Après avoir massivement ignoré les questions écologiques pendant des décennies, les architectes français semblent s’être soudainement rendu compte de l’urgence et de la gravité de la situation actuelle. Bien que de nombreuses écoles d’architecture fassent encore de la résistance, les concepts de réemploi, d’économie circulaire, de matériaux biosourcés ou de bilan carbone sont désormais familiers pour la plupart des jeunes architectes. Depuis quelques années, différents groupes, collectifs et mouvements se sont agrégés autour des problématiques écologiques et, a priori, on ne devrait que se féliciter d’une telle effervescence. Néanmoins, les innombrables compromissions et l’absence de positionnement politique de ces nouvelles tendances les rendent souvent inconsistantes, voire contestables, si ce n’est dangereuses.

Dans l’histoire des politiques de construction françaises, le lien organique qui unit la classe politique aux intérêts des entreprises capitalistes n’est plus à démontrer. Depuis la loi Loucheur[1] jusqu’au récent plan de rénovation thermique trusté par Saint-Gobain[2], le conflit d’intérêts a toujours été la norme (NF). En revanche, le rôle des architectes dans le développement historique de l’industrie capitaliste est bien moins connu. Malgré les quelques pistes d’explicitation données par Manfredo Tafuri dans les années 60-70, le sujet semble avoir été relégué aux oubliettes.

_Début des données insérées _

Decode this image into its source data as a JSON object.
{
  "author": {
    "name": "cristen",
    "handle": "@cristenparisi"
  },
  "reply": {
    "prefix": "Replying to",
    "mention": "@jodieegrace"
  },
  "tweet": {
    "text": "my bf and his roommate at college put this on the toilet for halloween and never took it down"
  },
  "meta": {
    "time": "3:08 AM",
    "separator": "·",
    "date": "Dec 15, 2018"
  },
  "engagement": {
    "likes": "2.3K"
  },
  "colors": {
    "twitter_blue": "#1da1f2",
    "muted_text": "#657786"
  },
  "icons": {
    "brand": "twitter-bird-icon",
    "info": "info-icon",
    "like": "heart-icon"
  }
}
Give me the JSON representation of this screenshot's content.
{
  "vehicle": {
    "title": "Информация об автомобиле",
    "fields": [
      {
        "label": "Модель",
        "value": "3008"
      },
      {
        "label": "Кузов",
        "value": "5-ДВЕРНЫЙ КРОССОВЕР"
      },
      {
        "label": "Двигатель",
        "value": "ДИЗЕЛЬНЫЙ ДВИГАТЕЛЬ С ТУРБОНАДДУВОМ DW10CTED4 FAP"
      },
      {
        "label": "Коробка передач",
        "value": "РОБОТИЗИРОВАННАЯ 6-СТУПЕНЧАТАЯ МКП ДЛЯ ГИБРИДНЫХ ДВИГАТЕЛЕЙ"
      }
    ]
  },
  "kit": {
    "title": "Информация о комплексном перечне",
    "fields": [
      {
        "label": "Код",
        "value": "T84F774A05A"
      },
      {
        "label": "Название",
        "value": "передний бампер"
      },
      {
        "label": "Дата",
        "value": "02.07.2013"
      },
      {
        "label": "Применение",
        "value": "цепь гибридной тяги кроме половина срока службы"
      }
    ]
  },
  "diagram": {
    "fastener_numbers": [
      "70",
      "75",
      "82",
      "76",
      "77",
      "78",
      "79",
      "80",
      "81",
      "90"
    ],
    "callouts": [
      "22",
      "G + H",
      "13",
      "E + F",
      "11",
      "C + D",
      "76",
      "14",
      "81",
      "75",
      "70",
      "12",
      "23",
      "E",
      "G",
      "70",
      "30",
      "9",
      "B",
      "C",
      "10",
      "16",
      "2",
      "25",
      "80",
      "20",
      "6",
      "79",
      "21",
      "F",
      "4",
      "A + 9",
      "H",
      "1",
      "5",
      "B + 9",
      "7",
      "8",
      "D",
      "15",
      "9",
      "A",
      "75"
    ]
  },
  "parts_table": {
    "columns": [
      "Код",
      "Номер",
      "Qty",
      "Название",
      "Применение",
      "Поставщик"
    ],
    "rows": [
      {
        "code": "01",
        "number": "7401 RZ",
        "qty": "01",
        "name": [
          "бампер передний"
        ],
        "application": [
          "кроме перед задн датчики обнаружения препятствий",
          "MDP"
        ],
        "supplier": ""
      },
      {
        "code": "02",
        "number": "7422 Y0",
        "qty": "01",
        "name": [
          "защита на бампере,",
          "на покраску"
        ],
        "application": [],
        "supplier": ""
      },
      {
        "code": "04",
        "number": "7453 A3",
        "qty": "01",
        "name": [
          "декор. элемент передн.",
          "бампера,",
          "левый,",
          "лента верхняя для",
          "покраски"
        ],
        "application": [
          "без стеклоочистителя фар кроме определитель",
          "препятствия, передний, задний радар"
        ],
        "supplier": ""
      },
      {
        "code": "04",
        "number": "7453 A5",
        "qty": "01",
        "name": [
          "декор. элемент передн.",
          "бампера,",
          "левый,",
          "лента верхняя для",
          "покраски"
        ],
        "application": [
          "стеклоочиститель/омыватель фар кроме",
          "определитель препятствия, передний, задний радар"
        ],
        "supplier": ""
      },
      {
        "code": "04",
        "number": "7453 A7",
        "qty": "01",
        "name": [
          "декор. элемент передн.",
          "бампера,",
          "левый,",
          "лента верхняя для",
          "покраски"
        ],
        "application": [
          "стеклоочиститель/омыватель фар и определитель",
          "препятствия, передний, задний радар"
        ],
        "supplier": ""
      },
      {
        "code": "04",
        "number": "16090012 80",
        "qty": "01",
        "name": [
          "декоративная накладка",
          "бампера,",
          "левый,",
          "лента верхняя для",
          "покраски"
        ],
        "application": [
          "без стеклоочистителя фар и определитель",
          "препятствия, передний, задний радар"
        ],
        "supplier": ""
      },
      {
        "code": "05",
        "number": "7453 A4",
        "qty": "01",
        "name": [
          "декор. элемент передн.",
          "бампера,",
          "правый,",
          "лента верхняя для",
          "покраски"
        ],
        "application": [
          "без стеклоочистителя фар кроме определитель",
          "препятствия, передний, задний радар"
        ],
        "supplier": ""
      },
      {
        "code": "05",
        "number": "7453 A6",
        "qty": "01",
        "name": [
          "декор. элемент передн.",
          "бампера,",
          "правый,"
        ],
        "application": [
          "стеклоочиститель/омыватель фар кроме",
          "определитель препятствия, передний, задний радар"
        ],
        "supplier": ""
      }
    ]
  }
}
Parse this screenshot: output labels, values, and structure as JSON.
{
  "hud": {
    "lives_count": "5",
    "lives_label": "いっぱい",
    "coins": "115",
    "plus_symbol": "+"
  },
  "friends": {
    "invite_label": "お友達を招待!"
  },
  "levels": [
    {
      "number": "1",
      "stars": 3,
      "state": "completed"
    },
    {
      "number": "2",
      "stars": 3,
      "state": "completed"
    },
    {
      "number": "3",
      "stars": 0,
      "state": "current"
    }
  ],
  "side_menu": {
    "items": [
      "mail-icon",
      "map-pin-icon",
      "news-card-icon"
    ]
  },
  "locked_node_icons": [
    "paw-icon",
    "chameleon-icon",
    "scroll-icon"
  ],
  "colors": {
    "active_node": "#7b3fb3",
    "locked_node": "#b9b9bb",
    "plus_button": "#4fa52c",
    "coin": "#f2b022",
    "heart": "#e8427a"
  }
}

Pourtant, aujourd’hui plus que jamais, il semble nécessaire de réexposer toutes les manières par lesquelles les discours et les pratiques des architectes s’inscrivent, consciemment ou non, dans les logiques d’expansion et de consolidation du capitalisme industriel et financier. Pour ce faire, on peut s’appuyer sur l’analyse de deux tendances qui semblent particulièrement représentatives de l’engagement récent des architectes en faveur de l’écologie : le Réemploi et la Frugalité.

Dans ces deux tendances, l’écologie est appréhendée à travers le prisme de la construction, des matériaux et de leur mise en œuvre. Réemployer un matériau déjà usité ou avoir recours à un matériau « naturel » (peu transformé) reviendrait à réduire la consommation de ressources et d’énergie, à limiter la production de déchets, et donc, à préserver la planète. « Penser global, agir local » pourrait être le mantra de toutes ces tendances, du Bellastock à la Frugalité heureuse et créative, de Architects declare à Amaco et Craterre, en passant par le Réseau EnsaEco, Anatomies d’architecture, et bien d’autres encore.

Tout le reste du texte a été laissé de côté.